As a Linux user I’ve found that many mobile broadband USB sticks  — including the ones sold by WIND — don’t play well with my particular distro. In at least one way WIND’s hotspot is no different; a USB connection on my Ubuntu-powered ThinkPad offers no Internet, just a bunch of executables for Windows:

Presumably there’s another partition on this thing with setup utilities for OS X, but since I don’t have any HFS+ tools installed I can’t see them.

Fortunately for free software lovers, administering this device is a no-brainer… provided you have the necessary passwords. With a factory-charged battery and SIM card in place the Huawei powered up and connected to WIND’s mobile network straightaway, but the broadcasted signal is WPA-encrypted by default and the password to access it is not at all clear.

Thinking the passcode was specific to my account I tried my assigned WIND number (for texts) and my personal PIN. No joy.

A frantic Google search provided a clue — search for “under the battery” on this page.

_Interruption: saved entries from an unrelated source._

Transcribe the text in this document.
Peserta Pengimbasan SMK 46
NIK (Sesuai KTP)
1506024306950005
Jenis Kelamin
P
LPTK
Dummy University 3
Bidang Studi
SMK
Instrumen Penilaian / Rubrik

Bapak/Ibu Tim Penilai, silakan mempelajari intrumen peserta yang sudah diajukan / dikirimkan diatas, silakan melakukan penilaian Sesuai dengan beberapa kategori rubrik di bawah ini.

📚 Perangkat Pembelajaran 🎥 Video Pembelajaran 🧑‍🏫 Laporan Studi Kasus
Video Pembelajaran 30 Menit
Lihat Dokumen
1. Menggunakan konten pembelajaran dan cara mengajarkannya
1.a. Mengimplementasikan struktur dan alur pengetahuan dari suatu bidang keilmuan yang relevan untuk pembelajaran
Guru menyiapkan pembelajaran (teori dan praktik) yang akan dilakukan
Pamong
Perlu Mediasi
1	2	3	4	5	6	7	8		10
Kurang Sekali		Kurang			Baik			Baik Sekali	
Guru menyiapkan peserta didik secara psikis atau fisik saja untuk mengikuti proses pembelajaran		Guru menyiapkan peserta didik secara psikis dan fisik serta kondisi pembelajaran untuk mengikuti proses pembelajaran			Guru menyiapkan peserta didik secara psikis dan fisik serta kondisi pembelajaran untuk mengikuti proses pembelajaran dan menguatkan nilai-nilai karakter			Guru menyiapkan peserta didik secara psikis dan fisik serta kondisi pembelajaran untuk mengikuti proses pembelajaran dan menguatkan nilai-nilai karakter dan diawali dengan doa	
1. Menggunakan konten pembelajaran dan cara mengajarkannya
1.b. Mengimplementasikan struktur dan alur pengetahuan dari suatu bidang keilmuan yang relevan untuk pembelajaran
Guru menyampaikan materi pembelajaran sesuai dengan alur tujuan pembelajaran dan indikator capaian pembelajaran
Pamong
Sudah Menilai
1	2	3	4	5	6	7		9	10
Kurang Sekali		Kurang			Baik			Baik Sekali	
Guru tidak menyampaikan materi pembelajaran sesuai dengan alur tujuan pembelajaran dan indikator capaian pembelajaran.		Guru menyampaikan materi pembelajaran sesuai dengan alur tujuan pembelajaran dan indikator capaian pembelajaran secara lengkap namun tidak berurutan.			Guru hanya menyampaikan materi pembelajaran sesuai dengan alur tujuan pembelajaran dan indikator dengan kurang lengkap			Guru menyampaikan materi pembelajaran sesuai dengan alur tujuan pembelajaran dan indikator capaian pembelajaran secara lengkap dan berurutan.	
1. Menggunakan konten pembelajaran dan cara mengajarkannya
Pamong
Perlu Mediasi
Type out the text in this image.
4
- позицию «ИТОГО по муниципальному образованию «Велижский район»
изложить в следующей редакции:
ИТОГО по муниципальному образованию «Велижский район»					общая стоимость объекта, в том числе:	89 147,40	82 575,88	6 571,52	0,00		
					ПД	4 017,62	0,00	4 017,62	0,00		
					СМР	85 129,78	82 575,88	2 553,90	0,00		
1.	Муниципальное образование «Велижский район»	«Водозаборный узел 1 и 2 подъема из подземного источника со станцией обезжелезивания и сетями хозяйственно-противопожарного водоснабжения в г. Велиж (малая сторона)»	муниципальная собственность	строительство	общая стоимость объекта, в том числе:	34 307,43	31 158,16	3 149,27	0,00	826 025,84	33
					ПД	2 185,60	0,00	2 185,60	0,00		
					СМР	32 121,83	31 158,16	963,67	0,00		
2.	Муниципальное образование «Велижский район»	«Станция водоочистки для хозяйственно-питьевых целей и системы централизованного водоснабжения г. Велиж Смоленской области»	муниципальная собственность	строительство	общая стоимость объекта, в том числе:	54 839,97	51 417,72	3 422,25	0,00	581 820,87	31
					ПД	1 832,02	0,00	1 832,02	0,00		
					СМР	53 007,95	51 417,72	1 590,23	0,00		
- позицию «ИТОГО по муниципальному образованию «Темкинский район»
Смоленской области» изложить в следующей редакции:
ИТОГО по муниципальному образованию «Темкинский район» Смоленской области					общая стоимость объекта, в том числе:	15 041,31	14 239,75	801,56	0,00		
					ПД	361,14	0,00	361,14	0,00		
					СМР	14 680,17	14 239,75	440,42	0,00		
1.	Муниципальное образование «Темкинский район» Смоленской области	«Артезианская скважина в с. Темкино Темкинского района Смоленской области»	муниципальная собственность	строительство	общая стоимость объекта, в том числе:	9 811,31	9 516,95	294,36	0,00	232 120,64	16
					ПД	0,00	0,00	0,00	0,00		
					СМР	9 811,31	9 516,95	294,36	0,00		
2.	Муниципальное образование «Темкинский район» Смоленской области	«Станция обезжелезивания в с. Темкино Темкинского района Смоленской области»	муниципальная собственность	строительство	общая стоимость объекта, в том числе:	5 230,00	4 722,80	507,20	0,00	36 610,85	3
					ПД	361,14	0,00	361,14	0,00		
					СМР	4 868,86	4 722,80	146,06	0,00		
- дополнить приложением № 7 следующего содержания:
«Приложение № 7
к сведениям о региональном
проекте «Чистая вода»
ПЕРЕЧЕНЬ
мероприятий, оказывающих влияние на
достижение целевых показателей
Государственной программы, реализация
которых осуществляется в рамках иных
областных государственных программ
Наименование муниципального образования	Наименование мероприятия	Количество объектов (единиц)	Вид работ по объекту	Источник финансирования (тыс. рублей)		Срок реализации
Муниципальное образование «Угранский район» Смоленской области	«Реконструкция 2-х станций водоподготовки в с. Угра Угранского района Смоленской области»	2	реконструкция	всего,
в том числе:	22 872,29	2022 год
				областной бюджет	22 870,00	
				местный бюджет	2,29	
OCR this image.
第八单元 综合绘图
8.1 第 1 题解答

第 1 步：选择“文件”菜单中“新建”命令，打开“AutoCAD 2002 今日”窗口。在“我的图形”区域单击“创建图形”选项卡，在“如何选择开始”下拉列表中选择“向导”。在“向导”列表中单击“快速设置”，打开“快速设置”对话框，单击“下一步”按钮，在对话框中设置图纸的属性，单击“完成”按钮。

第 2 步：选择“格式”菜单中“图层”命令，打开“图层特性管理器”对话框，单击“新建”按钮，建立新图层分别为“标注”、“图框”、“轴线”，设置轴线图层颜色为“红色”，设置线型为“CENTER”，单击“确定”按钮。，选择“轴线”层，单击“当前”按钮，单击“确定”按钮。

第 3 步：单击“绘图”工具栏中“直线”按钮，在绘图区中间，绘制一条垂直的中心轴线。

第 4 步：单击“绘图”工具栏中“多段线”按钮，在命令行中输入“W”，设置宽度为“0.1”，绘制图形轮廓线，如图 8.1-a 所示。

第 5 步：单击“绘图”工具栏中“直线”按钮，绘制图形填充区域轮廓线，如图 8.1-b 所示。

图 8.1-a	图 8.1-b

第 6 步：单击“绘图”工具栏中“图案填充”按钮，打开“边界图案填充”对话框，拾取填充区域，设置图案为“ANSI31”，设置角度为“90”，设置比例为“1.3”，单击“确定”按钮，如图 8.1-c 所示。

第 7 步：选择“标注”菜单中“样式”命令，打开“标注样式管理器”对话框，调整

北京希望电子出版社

It eventually donned on me that the required digits weren’t there, but here:

D’oh.

So with a secure connection in place I immediately set about changing the details to make them more family-friendly. The admin interface for the device is — like my Linux-friendly NAS — available through any web browser at 192.168.1.1, or in this case the more memorable http://mye5.home. But here again I got stuck:

Great, another password… And I had to download the product manual from WIND to find it. You can download the same PDF here, or I can save you the grief and just give it to you: admin. Not hard to remember, but it sure would’ve been nice to have this rather critical information included in the box.

With the pocket-spot now set up the way I likes it I’m getting some decent speeds — see for yourself:


This particular Huawei allows up to five devices to connect simultaneously; for my needs there likely won’t be more than two at any given time. And for freedom beards the best part is that no tweaking of Windows or Mac computers is necessary; just hand out the password and the user does the rest.

For anyone who wants to share their mobile data connection (even with themselves) I give the WINDspeed Pocket Hotspot an enthusiastic thumbs-up — once I’m done wagging my finger at WIND for their documentation fail, of course…

7 comments:

  1. Hi.

    How is the battery power for you? I find it annoying having it to charge when it gets low, though when the battery bar is all clear & a LOW BATTERY message comes up it stays connected for good while. I must admit I use a lot of video streaming (for watching my shows) at night when I get home since I cancelled my ridiculous cable bill w Rogers. Its just that the pain of either plugging it on the USB port or the electrical outlet is getting into me now. Performance-wise, I’m liking the wireless connection, the speed & convenience of this little guy here.

    Should I replace it with the data stick instead? Just curious.

    Thanks!

  2. This is the type of device you’d leave plugged in at home, I think — once you have a properly-conditioned battery, of course…

    With any mobile device I always drain the factory charge on the battery first, then go through no less than three complete charge cycles before I consider it fit for daily use.

  3. Hey there! thanks a lot so much for you instructions on how to find my hot spot password. Like you I was searching for it, I think its really peeving how they hide the password and without a Google search, there is no help. You’ve done a great job.

  4. It’s terrible for playing games online. I live in Vancover and the max speed I can get is less than 2.5

  5. WIND is fairly upfront about the fact that they might throttle your speeds after 5GB of data transfer or so — direct link to PDF here.

    So anyone hoping that this will replace their broadband cable or DSL Internet service will probably be disappointed…

  6. i’m not looking to replace broadband, i’m looking to replace cable, with netflix, etc.

    after 5gb, will i get enough speed to stream sports and movies all month?